The cropping trials examine a number of techniques including stubble rolling, shandying of wheat varieties and fallowing.

Dr Sharma said the crop was progressing well at on-farm demonstration sites in the Salmon Gums area seeded by North Mallee Farm Improvement Group (NMFIG).

“I visited the sites this month, and the results so far are very encouraging,” Dr Sharma said.

“The project got underway last year, and this is the first crop year. A field day at Salmon Gums is planned for 14 September, and is expected to be attended by farmers in the adjoining areas such as those from South East Premium Wheat Growers Association.”

Department development officer Geraldine Pasqual manages the state-wide project under the department’s Practice and Systems Innovation program, directed by the department’s Grains Directorate.

Dr Pasqual said besides the work by the North Mallee group, the project also has linkages with Liebe Group, the Western Australian No-Tillage Farmers Association (WANTFA), Facey Group, the Corrigin Farm Improvement Group and the Kellerberrin Demonstration Group.

“We are also collaborating with University of Western Australia at a site in Pingelly investigating green house gas emissions, with CSIRO for developing modelling tools for climate change, and with Desiree Futures, a York-based company, for modelling future scenarios,” she said.

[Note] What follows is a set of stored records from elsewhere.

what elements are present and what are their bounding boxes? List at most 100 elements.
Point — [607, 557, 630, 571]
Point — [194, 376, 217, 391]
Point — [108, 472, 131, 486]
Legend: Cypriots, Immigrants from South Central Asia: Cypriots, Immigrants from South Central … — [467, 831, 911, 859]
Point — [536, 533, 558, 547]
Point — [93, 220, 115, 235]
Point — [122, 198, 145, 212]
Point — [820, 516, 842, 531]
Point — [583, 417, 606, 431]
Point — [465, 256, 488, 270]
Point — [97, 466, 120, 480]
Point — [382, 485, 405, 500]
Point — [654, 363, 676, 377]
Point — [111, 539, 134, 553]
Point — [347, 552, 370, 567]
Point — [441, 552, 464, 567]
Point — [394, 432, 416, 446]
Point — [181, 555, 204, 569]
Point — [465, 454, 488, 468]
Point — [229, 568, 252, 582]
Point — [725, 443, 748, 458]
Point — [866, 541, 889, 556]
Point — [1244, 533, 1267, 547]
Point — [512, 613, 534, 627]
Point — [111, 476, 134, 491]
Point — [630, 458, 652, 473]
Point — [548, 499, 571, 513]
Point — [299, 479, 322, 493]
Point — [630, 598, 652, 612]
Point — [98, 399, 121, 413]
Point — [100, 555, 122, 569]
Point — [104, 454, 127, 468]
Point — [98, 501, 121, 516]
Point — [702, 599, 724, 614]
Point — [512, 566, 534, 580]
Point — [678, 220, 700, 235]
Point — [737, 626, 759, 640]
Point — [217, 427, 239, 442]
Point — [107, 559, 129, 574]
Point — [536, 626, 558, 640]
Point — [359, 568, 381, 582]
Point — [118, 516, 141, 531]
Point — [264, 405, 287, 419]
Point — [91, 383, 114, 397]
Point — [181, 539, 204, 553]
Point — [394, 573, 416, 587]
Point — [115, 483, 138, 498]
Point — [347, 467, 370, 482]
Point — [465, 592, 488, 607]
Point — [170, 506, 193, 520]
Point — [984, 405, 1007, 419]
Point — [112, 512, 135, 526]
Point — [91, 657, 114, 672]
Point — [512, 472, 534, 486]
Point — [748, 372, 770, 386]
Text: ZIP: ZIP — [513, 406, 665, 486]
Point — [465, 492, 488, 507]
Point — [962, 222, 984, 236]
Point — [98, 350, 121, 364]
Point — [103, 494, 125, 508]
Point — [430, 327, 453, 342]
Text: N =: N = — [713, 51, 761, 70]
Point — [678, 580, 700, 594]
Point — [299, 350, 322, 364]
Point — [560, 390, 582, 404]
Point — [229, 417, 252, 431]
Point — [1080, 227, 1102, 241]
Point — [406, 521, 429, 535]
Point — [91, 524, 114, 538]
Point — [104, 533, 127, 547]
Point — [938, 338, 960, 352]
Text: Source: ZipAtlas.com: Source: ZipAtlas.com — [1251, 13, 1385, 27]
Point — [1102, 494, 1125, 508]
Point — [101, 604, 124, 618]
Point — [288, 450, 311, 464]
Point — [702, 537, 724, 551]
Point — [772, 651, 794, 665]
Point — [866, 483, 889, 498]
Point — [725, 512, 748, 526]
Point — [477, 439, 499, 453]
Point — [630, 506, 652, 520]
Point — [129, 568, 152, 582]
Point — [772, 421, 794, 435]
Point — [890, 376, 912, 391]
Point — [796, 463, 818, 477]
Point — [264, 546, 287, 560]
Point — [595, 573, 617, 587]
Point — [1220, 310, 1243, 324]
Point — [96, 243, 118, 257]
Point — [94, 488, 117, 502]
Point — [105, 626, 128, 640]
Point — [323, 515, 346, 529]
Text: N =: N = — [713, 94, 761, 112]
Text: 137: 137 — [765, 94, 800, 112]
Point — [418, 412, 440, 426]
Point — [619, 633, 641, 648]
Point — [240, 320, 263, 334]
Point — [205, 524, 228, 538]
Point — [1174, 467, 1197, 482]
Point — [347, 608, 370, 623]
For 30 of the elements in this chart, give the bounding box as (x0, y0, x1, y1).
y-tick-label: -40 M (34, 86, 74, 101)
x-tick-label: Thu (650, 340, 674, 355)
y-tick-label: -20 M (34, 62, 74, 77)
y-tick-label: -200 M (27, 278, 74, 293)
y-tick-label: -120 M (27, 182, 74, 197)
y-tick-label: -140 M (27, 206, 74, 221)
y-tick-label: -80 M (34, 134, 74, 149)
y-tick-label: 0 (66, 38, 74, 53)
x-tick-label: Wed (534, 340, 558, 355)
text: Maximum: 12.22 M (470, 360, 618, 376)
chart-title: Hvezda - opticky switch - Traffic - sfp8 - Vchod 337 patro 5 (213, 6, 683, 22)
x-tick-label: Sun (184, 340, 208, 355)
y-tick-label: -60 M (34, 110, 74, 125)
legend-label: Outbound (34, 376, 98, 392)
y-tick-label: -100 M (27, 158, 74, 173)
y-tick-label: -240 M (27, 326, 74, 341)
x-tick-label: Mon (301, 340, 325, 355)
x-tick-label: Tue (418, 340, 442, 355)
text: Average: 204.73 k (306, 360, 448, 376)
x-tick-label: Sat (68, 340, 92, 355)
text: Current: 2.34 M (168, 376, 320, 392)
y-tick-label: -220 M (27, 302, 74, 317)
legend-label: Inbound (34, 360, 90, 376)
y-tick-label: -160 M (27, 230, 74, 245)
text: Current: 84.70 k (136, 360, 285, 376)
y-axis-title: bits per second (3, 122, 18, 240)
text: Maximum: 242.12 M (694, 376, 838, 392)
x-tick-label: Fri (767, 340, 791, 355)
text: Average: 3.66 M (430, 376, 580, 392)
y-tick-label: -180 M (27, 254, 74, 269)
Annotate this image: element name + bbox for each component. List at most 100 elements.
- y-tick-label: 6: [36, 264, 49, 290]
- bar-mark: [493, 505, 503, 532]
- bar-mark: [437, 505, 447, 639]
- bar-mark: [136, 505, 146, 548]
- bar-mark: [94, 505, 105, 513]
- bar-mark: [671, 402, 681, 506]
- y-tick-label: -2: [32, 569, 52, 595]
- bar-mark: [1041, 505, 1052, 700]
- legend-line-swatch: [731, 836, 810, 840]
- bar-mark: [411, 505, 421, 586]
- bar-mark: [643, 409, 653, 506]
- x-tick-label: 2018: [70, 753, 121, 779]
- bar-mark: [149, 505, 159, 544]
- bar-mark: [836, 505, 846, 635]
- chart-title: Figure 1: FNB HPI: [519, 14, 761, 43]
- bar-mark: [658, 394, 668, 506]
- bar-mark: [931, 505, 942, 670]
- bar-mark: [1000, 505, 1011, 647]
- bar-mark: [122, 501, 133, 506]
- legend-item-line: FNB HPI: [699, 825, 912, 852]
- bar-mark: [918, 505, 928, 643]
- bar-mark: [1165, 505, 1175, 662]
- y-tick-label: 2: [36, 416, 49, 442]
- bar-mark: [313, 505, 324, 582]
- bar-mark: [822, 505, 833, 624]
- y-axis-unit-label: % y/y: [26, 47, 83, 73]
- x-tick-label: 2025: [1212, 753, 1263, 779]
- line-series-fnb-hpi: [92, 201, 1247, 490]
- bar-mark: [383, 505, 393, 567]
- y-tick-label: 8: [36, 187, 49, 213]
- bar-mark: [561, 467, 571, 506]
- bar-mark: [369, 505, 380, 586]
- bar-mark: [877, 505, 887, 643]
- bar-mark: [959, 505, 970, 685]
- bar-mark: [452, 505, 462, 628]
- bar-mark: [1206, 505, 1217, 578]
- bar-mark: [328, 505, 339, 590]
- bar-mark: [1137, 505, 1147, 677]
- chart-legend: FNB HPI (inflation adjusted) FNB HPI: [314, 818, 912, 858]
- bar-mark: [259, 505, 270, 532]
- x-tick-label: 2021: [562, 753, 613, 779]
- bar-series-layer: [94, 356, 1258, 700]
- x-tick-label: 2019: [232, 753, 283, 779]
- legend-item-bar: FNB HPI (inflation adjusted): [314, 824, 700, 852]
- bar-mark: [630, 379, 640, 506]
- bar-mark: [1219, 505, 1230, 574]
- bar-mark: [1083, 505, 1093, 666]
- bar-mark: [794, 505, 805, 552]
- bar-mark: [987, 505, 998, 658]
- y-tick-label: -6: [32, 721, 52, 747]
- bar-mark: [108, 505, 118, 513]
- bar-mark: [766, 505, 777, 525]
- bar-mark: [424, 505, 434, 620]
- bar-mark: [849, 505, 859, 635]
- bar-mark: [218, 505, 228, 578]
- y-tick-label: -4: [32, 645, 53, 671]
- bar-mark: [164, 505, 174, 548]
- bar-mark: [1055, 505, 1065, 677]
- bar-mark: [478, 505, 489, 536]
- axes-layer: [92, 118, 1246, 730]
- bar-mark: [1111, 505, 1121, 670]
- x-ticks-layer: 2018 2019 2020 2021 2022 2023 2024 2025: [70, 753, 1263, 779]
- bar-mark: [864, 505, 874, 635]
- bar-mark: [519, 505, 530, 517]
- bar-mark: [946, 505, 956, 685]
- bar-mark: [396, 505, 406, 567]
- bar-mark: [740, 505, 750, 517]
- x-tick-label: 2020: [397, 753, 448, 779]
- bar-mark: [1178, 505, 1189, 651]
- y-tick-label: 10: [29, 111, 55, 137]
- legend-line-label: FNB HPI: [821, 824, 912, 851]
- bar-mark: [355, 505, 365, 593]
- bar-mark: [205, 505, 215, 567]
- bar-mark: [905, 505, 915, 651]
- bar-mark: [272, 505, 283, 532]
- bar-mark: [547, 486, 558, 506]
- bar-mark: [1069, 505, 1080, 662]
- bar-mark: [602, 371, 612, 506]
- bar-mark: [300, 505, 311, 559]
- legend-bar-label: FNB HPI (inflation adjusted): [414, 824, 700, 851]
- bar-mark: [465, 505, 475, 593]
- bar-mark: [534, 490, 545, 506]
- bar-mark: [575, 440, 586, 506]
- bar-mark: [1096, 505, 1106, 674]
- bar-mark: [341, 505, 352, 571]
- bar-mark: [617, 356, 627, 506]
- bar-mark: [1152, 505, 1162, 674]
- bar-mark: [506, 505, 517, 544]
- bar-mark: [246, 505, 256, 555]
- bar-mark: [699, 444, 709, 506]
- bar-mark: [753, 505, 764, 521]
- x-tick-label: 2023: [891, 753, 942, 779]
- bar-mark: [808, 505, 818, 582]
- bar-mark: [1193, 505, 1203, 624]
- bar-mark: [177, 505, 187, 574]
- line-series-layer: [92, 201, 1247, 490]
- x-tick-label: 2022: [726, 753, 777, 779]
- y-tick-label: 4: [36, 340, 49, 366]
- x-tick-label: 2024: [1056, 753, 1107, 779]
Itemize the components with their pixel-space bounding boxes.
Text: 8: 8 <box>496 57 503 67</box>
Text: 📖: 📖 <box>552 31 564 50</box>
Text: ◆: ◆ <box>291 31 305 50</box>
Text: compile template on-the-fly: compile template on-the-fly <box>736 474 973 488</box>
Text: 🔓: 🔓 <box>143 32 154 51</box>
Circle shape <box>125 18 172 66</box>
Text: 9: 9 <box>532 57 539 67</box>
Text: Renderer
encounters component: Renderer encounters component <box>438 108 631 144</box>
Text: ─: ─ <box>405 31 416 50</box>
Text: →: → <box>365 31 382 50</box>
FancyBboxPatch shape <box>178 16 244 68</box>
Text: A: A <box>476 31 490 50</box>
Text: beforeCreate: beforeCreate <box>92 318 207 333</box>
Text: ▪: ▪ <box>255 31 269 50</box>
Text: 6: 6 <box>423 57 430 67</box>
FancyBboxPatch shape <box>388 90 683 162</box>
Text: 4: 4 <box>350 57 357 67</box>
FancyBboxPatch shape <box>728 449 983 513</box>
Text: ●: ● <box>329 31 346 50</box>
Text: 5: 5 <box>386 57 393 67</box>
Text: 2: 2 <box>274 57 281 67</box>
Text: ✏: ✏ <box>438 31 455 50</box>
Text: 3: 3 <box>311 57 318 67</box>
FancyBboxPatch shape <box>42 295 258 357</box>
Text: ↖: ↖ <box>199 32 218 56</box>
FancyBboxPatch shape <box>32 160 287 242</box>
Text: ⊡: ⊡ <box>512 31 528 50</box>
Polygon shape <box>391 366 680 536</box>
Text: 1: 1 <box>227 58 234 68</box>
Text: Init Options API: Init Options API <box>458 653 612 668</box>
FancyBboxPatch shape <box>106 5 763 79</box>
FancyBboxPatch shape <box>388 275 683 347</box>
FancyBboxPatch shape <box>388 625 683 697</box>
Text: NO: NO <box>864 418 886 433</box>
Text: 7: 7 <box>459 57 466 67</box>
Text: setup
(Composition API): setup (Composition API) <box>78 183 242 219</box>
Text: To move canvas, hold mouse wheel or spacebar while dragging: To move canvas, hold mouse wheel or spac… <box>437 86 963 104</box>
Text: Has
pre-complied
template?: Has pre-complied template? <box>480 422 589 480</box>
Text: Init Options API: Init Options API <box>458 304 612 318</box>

“Each grower group is undertaking trial demonstrations in collaboration with the department. We are also doing some experiments at the Managed Environment Facility (MEF) at Merredin.”

She said the project was very much a collaborative approach with farmers and scientists from across WA.

“The project is designed to strengthen partnerships with grower groups, building on the department’s strength of two-way communications with the State’s land managers, taking the outcomes of research to them and relating back to research the questions and concerns of farmers about adapting to climate challenges,” she said.

“By working closely with growers we have been able to take on board their ideas about meeting climate change challenges, thereby increasing the practical relevance of the work.”

Dr Pasqual said the trials were being undertaken as part of the National Adaptation and Mitigation Initiative (NAMI).

“The research is being funded by the department, along with the Grains Research and Development Corporation (GRDC) and the Australian Government’s Climate Change Research Programme,” Dr Pasqual said.